I'm migrating from traditional docker host to kubernetes cluster.
I want to have a continuity of service during that migration.
For that purpose, I proxy the local nginx to the remote ingress-nginx. Then, I update dns records. This is nice setup for 2 reasons:
In the mean time the cert is not generated, nginx will get served the default self-signed cert. I know it, so I want to verify against this, but I can't manage to do it.
Without discussing much about nginx configuration, we can reproduce the issue with curl only.
This is how I get the remote self-signed cert:
openssl s_client -showcerts -servername standard.ingress.indie.host -connect standard.ingress.indie.host:443 < /dev/null | sed -n -e '/BEGIN\ CERTIFICATE/,/END\ CERTIFICATE/ p' > server.pem
And I expect the following command to work:
curl --cacert ./server.pem https://standard.ingress.indie.host
But it doesn't.. I'm wondering what I'm doing wrong, if you could help, it would be awesome! Thanks!

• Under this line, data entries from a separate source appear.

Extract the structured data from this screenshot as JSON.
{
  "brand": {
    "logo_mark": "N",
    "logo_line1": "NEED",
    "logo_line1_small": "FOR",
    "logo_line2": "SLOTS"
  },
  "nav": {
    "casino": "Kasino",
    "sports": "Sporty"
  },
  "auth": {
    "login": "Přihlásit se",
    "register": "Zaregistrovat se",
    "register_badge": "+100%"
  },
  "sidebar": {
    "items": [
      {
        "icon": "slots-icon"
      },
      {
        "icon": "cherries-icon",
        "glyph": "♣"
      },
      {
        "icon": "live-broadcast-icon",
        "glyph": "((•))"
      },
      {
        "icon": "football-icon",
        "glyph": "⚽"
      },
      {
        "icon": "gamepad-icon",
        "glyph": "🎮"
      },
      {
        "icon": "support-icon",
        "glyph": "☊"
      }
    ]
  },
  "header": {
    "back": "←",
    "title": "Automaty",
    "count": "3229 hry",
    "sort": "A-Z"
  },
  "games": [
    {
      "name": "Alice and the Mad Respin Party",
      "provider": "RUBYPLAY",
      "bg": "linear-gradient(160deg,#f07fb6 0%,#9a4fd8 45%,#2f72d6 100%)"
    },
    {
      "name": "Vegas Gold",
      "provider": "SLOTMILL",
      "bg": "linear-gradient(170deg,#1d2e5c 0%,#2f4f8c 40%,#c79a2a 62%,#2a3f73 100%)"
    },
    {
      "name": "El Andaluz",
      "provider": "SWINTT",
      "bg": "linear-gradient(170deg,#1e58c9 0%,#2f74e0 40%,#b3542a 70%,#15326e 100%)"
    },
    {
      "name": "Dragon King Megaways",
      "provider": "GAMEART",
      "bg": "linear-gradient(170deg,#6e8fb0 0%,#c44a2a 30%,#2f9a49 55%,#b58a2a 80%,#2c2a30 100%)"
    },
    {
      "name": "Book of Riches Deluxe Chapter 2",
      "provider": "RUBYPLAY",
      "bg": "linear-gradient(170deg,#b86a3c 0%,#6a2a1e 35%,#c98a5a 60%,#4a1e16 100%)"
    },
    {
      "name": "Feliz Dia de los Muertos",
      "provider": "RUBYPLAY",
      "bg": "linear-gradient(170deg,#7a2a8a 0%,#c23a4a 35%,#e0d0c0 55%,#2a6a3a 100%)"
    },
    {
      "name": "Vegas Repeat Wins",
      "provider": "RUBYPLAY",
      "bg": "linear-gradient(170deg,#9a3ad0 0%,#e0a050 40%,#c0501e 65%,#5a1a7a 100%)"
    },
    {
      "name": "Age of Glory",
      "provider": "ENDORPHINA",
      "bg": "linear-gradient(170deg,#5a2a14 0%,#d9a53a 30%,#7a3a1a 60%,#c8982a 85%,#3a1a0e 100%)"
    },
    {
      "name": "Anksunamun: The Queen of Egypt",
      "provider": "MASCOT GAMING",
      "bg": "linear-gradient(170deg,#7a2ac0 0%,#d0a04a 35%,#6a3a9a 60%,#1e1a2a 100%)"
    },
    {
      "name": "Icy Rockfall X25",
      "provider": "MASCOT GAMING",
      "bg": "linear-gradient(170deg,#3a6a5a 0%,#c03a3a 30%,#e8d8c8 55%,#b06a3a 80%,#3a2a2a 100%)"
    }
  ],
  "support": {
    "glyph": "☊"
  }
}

PS: this is the real host, so you can test against, the issue is live.
I think there are two things preventing that curl
command from working, in this order:
X509v3 Basic Constraints: critical CA:FALSE
X509v3 Subject Alternative Name: DNS:ingress.local
The O=Acme Co, CN=Kubernetes Ingress Controller Fake Certificate
certificate is not a CA, it's just self-signed. Therefore, (as I understand it) no value of --cacert
would represent the "parent" in the X509 hierarchy and enable curl to trust the CA cert's child certificates.
However, even if there was a hypothetical issuing CA for that certificate, it is only issued for a SAN of ingress.local
, which standard.ingress.indie.host
definitely does not match.
I can't tell from your question whether curl --insecure
is an option for you, or you are merely using curl to indicate the bad SSL outcome that is happening for the browsers (who don't easily have --insecure
).
Having said that, I believe it would be possible to actually generate a fake CA, and then issue a certificate against it, install that in nginx and then feed the fake CA to curl --cafile
(or, if required, install the CA into the trusted certificate store of the OS).
Please do follow up if there are more specifics you would find helpful.